Mehrgenerationen-Wohnen: Hintergründe und Philosophie
Vor weniger als 100 Jahren war es vor allem auf dem Land bei den Bauern vollkommen normal, dass mehrere Generationen gemeinschaftlich wohnten und wirtschafteten. Die ganze Familie war fest in den Arbeitsablauf integriert. Von den Kindern über die Frauen und Geschwister bis hin zu den Eltern. Die Rollen waren dabei meist klar verteilt, wer konnte packte auf dem Feld mit an. Großeltern übernahmen oft die Betreuungsfunktion für die kleineren Enkelkinder. Dieses Wohn- und Lebenskonzept brachte ein großes Gefühl von Sicherheit und Geborgenheit mit sich. Allerdings gab es auch dabei einige Nachteile. So waren in erster Linie die Frauen der mittleren Generation einer extremen Arbeitsbelastung ausgesetzt. Und Verwandte, die sich heutzutage schon lange getrennt hätten, waren gezwungen aufgrund der sonstigen Lebensumstände zur damaligen Zeit gezwungen weiter miteinander zu leben, was ständig zu Konflikten führte. Die räumliche Enge führte darüber hinaus zwangsläufig zu einer beschränkenden Lebensanschauung.
Aus diesen Erfahrungen hat man beim heutigen Mehrgenerationen-Wohnen gelernt. – An die Stelle von den früher (wie heute) oft problematischen, verwandtschaftlichen Bindungen treten heute ideelle Bindungen. Ziel dabei ist es die Annehmlichkeiten der früheren Wohngemeinschaft zu erlangen, ohne dabei die damaligen Nachteile in Kauf nehmen zu müssen. Es geht um ein Gefühl von Geborgenheit, das ohne Enge existiert. Um einen intellektuellen Austausch und intellektuelle Anregungen ohne jegliche Denkverbote. Vor allem ältere Menschen genießen das Mehrgenerationen- Wohnen, weil sie dadurch mehr Selbstbewusstsein bekommen, wenn sie feststellen, dass andere Menschen von ihrer Lebenserfahrung profitieren. Oft kommt es innerhalb von Mehrgenerationen-Wohnen zu regelrechten Wahlverwandschaften. – Da sucht sich ein Mädchen eben selbst seine Omi aus oder der Mann der Nachbarin wird zum Vaterersatz für den Sohn einer allein erziehenden Mutter. Wichtig bei Projekten zum Mehrgenerationen-Wohnen ist eine klare, faire und ausgeglichene Aufgabenverteilung, die niemanden benachteiligt. Schlecht ist es immer dann, wenn sich eine Partei ausgenutzt fühlt.

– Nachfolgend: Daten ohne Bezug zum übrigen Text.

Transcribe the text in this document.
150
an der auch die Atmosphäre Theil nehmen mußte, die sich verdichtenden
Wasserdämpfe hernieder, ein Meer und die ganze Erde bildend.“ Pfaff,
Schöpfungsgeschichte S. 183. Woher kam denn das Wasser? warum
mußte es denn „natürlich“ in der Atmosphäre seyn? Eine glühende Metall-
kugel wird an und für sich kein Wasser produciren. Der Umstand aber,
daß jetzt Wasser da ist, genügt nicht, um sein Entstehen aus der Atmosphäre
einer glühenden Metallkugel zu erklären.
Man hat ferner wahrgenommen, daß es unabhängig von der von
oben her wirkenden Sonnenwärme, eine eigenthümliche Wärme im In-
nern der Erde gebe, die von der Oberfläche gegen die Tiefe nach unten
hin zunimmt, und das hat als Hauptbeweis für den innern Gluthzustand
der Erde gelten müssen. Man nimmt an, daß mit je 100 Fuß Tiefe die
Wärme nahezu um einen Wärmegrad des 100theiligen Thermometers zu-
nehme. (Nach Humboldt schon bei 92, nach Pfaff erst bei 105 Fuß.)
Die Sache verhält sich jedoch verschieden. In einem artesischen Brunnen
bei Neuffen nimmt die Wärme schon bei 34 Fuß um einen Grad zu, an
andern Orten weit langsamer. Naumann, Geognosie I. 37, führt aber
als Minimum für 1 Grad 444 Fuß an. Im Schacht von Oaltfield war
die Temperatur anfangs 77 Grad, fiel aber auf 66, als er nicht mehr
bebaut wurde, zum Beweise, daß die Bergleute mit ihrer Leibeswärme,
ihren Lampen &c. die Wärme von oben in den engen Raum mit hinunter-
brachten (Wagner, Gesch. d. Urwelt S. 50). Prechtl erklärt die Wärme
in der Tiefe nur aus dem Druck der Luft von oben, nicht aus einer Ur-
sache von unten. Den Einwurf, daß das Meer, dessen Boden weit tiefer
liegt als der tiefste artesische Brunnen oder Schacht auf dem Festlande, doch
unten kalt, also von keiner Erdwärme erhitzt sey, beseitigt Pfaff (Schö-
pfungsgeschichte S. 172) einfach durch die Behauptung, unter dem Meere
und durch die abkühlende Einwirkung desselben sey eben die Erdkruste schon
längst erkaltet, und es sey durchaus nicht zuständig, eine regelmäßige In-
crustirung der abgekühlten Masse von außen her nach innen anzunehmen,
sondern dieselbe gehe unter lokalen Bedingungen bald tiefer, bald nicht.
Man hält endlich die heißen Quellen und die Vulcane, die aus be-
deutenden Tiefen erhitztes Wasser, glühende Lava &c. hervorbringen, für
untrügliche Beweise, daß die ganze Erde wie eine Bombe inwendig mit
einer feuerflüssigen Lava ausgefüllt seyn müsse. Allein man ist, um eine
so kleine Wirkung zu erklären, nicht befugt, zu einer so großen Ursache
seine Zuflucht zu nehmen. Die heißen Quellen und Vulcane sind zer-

Für die bauliche Planung von Gebäuden und Anlagen für das Mehrgenerationen-Wohnen sollten die Bereiche für junge Menschen und die Bereiche für ältere Menschen klar getrennt werden. Weil jede Gruppe individuelle Bedürfnisse hat, die sich in einem planlosen Durcheinander nicht befriedigen lassen.